Writing any value from $80 through $FF to any address from $8000 through $FFFF will reset the MMC1. This changes the PRG mode to fixed last bank in $C000 and resets the 5-bit shift register.
It shouldn't be JMP [$FFFC]; it should be JMP to the real entry point of your program. Otherwise, you'll end up in an infinite loop executing MMC1GlitchBoot31 over and over again because $FFFC still points at MMC1GlitchBoot31.
It's also wise to have these vectors at the end of each 16 KiB bank of the program, just in case you get reset while using 32 KiB mode or fixed-$8000 mode, or just in case you end up running on an MMC1 revision with poorly defined initial PRG bank values. See
my SGROM/SNROM template for how to get ca65 to do this. I haven't used NESASM, but I
think you'll probably have to repeat that code in every odd numbered half-bank (1, 3, 5, 7, ... 31).

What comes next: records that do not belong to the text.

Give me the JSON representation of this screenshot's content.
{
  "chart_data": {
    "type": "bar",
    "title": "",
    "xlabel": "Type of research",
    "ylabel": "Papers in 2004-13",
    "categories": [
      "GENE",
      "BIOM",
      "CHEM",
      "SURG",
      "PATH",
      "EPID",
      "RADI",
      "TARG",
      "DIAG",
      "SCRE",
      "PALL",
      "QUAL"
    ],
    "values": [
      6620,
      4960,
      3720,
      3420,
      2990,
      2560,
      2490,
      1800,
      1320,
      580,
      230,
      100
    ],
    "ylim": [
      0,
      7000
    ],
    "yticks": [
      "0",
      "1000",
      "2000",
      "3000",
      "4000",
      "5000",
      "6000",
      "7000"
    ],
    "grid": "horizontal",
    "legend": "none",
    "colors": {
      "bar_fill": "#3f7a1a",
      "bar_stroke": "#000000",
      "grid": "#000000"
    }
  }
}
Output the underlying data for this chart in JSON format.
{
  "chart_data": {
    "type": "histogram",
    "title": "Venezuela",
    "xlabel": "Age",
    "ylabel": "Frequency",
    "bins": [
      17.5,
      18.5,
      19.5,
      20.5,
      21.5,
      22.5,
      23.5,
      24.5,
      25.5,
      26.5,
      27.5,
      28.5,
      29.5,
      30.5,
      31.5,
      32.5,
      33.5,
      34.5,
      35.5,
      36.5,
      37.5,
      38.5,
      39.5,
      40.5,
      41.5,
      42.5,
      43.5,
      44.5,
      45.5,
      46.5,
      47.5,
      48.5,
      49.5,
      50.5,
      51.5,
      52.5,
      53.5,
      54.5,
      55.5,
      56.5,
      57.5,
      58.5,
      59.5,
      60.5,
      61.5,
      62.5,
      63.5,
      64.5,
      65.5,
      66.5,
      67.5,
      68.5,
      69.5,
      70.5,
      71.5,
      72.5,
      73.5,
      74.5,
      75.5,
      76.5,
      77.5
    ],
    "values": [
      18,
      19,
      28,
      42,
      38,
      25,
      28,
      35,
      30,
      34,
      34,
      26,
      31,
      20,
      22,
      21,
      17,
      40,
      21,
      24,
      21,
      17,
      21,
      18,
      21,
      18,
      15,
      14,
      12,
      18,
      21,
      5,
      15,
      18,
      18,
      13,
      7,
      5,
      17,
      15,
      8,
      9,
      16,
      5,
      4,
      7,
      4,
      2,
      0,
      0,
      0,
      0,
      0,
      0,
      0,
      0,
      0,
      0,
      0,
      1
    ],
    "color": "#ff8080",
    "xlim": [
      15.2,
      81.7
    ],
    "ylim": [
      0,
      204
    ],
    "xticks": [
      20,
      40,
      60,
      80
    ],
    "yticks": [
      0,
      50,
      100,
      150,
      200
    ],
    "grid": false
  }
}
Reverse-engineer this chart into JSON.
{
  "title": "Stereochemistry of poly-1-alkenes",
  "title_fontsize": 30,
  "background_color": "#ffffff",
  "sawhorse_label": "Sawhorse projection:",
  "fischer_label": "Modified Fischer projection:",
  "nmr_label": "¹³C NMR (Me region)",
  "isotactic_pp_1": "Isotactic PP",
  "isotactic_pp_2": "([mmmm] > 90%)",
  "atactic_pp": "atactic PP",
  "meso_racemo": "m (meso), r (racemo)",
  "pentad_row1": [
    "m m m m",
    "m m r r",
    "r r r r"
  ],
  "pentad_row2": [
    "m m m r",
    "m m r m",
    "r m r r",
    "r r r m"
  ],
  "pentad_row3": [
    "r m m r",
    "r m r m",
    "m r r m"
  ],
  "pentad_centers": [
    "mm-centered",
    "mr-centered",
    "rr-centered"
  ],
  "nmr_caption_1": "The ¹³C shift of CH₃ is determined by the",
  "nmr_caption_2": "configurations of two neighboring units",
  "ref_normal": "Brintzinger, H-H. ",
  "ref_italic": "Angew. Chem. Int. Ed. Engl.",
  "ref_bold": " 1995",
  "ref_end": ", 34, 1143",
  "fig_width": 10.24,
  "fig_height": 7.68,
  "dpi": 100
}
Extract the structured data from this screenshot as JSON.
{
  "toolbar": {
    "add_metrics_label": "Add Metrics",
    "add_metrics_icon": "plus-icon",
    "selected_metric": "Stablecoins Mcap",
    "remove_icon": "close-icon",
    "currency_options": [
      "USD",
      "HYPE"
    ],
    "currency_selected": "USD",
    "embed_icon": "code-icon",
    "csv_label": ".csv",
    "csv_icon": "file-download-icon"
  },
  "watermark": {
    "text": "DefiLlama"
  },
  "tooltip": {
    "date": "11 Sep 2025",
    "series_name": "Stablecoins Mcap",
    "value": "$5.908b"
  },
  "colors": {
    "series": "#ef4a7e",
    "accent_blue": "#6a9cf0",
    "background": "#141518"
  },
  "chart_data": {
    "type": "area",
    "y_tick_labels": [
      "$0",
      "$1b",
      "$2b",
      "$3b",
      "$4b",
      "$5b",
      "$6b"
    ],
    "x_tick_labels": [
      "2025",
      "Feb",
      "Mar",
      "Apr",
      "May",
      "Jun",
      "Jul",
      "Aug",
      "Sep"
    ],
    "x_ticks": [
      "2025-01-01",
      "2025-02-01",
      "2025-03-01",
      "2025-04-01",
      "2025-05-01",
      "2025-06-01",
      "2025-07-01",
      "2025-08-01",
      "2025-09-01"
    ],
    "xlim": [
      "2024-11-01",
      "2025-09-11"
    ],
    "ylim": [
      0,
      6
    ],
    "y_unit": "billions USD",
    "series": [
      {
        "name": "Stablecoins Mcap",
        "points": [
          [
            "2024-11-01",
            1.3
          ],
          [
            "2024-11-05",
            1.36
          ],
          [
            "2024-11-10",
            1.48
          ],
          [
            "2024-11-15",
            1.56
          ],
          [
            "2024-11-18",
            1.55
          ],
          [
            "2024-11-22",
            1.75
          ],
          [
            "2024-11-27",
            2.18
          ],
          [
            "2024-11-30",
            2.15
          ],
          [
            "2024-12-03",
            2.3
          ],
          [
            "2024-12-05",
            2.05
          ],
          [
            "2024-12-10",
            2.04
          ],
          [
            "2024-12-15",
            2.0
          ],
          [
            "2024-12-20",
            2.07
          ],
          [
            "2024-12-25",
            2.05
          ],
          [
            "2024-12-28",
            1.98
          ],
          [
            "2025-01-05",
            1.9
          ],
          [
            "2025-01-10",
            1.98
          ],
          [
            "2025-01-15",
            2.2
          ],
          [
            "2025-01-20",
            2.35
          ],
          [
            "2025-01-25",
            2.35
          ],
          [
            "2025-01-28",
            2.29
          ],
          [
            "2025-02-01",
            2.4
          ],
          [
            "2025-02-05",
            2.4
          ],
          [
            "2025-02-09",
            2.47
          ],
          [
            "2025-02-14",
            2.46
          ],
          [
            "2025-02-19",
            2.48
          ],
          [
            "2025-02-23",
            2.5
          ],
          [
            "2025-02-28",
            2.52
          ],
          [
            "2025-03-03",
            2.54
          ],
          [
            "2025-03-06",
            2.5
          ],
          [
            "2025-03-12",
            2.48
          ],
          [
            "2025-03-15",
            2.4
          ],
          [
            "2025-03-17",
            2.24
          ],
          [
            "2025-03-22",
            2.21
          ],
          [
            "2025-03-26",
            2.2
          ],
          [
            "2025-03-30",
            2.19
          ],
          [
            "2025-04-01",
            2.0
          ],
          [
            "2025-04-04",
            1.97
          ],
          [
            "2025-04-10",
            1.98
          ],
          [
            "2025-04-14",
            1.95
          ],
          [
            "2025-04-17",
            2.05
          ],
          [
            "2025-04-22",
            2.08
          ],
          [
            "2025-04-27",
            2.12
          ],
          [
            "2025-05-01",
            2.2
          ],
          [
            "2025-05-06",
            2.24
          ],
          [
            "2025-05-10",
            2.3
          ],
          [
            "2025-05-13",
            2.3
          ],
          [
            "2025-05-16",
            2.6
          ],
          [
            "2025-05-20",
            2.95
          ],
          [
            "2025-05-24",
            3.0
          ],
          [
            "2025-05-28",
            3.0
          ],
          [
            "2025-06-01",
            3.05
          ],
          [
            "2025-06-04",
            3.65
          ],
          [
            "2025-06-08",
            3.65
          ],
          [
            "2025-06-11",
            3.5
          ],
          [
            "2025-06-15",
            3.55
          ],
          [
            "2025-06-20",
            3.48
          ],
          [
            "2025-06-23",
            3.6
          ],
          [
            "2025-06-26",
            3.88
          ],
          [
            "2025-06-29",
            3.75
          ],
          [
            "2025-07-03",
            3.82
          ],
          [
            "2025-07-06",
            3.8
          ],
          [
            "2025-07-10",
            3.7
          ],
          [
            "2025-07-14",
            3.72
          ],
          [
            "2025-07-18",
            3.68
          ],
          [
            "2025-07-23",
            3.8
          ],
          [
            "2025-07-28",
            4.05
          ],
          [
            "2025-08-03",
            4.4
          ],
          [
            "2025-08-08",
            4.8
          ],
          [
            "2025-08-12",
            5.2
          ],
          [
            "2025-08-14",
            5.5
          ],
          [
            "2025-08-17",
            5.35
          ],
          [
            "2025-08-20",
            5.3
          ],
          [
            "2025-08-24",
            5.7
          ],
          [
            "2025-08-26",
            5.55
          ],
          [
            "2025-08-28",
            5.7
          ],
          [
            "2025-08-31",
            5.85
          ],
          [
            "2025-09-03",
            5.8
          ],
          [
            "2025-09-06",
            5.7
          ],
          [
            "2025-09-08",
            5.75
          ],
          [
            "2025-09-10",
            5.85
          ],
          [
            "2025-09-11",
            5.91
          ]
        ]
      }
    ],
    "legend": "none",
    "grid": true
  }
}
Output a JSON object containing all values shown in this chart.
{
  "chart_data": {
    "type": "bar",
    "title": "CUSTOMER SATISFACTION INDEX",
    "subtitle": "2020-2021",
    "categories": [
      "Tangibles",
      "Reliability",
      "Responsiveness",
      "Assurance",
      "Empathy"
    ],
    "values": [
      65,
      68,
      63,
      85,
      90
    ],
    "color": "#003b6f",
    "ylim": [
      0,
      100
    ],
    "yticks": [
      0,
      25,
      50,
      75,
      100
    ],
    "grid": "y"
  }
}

DMC has three actions it can apply at the end of the waveform: stop ($00), repeat ($40), or stop and IRQ ($80). In stop and IRQ mode, the DMC will fire an interrupt eight samples (one byte) before playback ends, giving you a few hundred CPU cycles to set up the next sample for gapless playback. It won't trigger any IRQs unless you CLI (set minimum interrupt priority to 0) and actually put DMC in stop and IRQ mode, but I still wouldn't recommend handling NMI and IRQ from the same routine.